Explications détaillées classement cyclable
Comment s'y prendre pour tester la cyclabilité d'une ville ? Il y a mille façons de le faire! Nous en avons choisi une, voici laquelle et pourquoi.
Le principe général
Notre démarche est simple : simuler des trajets sur le territoire que nous voulons tester.
En bref, on va créer des cyclistes virtuels, qui se déplacent d'un point A à un point B, et on va mesurer le % de km cyclables qu'ils parcourent.
Pourtant, d'autres idées d'approches pourraient consister en un test "dans l'absolu" des km cyclables : tout compter !
Pourquoi ne pas tester toutes les routes ?
Tout compter pose quelques problèmes.
Le principal est évident : on met tous les km de voirie d'une ville à pied d'égalité. Or, il semble peu logique de pondérer autant les km de l'artère principale de la ville, et ceux d'une petite voie rurale de fond de métropole !
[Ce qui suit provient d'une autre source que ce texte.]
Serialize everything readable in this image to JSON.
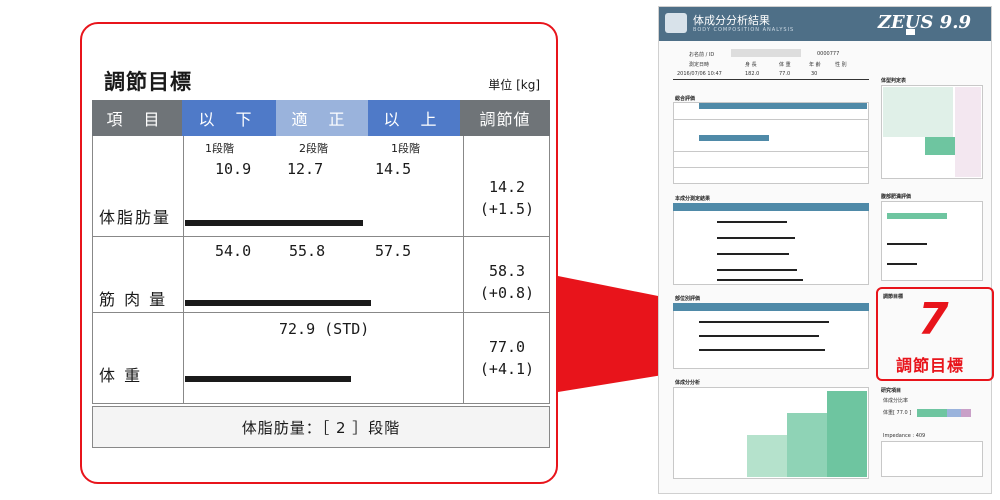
{
  "zoom": {
    "title": "調節目標",
    "unit": "単位 [kg]",
    "headers": {
      "item": "項 目",
      "low": "以 下",
      "ok": "適 正",
      "high": "以 上",
      "adjust": "調節値"
    },
    "stages": {
      "low": "1段階",
      "ok": "2段階",
      "high": "1段階"
    },
    "rows": [
      {
        "label": "体脂肪量",
        "low": "10.9",
        "ok": "12.7",
        "high": "14.5",
        "adj": "14.2",
        "adj_diff": "(+1.5)"
      },
      {
        "label": "筋 肉 量",
        "low": "54.0",
        "ok": "55.8",
        "high": "57.5",
        "adj": "58.3",
        "adj_diff": "(+0.8)"
      },
      {
        "label": "体 重",
        "std": "72.9 (STD)",
        "adj": "77.0",
        "adj_diff": "(+4.1)"
      }
    ],
    "footer": "体脂肪量：［ 2 ］段階"
  },
  "report": {
    "title": "体成分分析結果",
    "subtitle": "BODY COMPOSITION ANALYSIS",
    "brand": "ZEUS 9.9",
    "name_label": "お名前 / ID",
    "id": "0000777",
    "date_label": "測定日時",
    "datetime": "2016/07/06 10:47",
    "height_label": "身 長",
    "height": "182.0",
    "weight_label": "体 重",
    "weight": "77.0",
    "age_label": "年 齢",
    "age": "30",
    "sex_label": "性 別",
    "sec_overall": "総合評価",
    "sec_body": "体型判定表",
    "sec_result": "本成分測定結果",
    "sec_obesity": "腹部肥満評価",
    "sec_segment": "部位別評価",
    "sec_target": "調節目標",
    "sec_analysis": "体成分分析",
    "sec_research": "研究項目",
    "ratio_label": "体成分比率",
    "ratio_value": "体重[ 77.0 ]",
    "impedance": "Impedance : 409"
  },
  "callout": {
    "number": "7",
    "label": "調節目標"
  },
  "colors": {
    "accent": "#e8141b",
    "header_blue": "#4f7ac8",
    "header_gray": "#6f7478",
    "report_head": "#4e6f87"
  }
}
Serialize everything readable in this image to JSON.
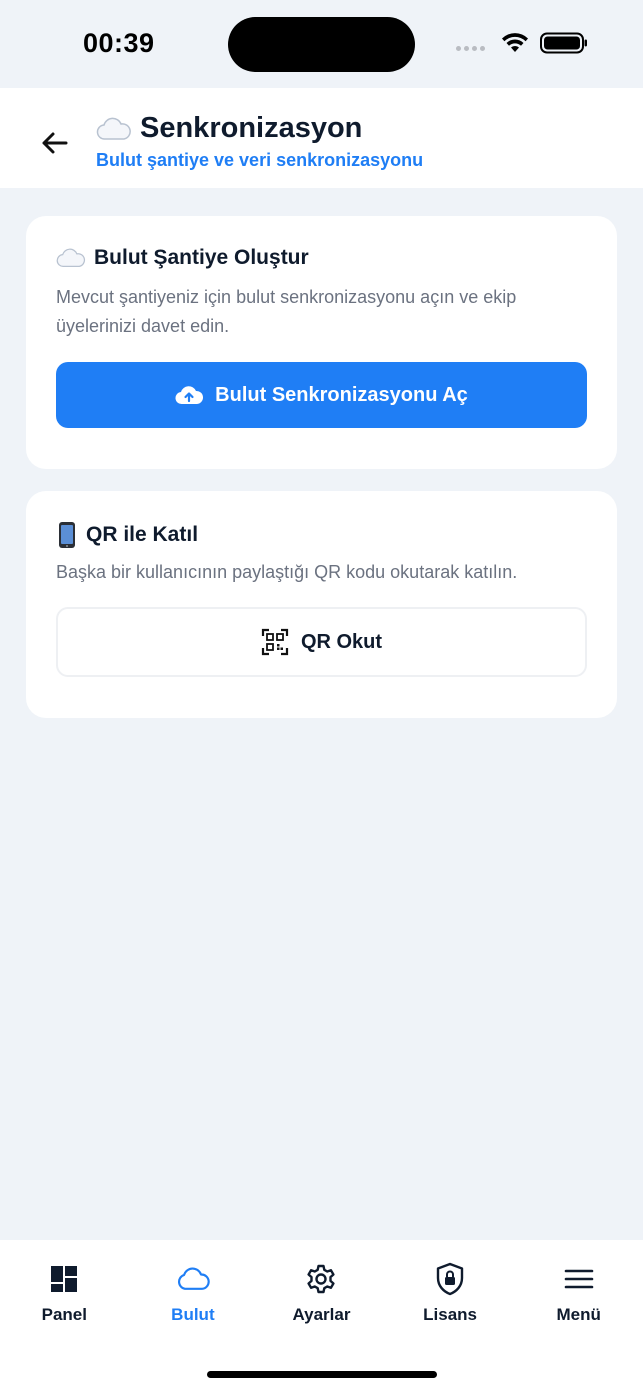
{
  "status_bar": {
    "time": "00:39"
  },
  "header": {
    "title": "Senkronizasyon",
    "title_icon": "cloud-emoji",
    "subtitle": "Bulut şantiye ve veri senkronizasyonu"
  },
  "cloud_card": {
    "title": "Bulut Şantiye Oluştur",
    "title_icon": "cloud-emoji",
    "description": "Mevcut şantiyeniz için bulut senkronizasyonu açın ve ekip üyelerinizi davet edin.",
    "button_label": "Bulut Senkronizasyonu Aç",
    "button_icon": "cloud-upload-icon"
  },
  "qr_card": {
    "title": "QR ile Katıl",
    "title_icon": "mobile-phone-emoji",
    "description": "Başka bir kullanıcının paylaştığı QR kodu okutarak katılın.",
    "button_label": "QR Okut",
    "button_icon": "qr-scan-icon"
  },
  "tabbar": {
    "tabs": [
      {
        "label": "Panel",
        "icon": "dashboard-icon"
      },
      {
        "label": "Bulut",
        "icon": "cloud-icon",
        "active": true
      },
      {
        "label": "Ayarlar",
        "icon": "gear-icon"
      },
      {
        "label": "Lisans",
        "icon": "shield-lock-icon"
      },
      {
        "label": "Menü",
        "icon": "menu-icon"
      }
    ]
  },
  "colors": {
    "accent": "#1f7ef5",
    "background": "#eff3f8",
    "text_primary": "#0f1b2d",
    "text_secondary": "#6b7280"
  }
}
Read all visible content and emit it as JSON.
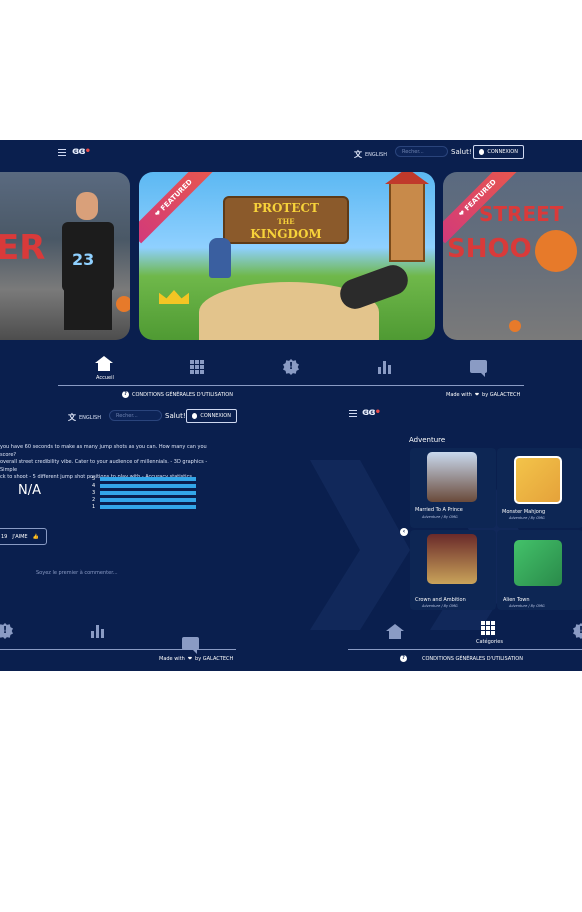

D'autres part, contrairement à la marche pour laquelle le trottoir a été inventé pour séparer le piéton de la dangereuse et indésirable automobile, le vélo ne dispose en France que d'une infrastructure naissante. Ainsi, tout compter dans nos villes, en prenant en compte la surface, donc la faible largeur des voies vélo par rapport à celles des voitures, donnerait des scores de cyclabilité abyssaux...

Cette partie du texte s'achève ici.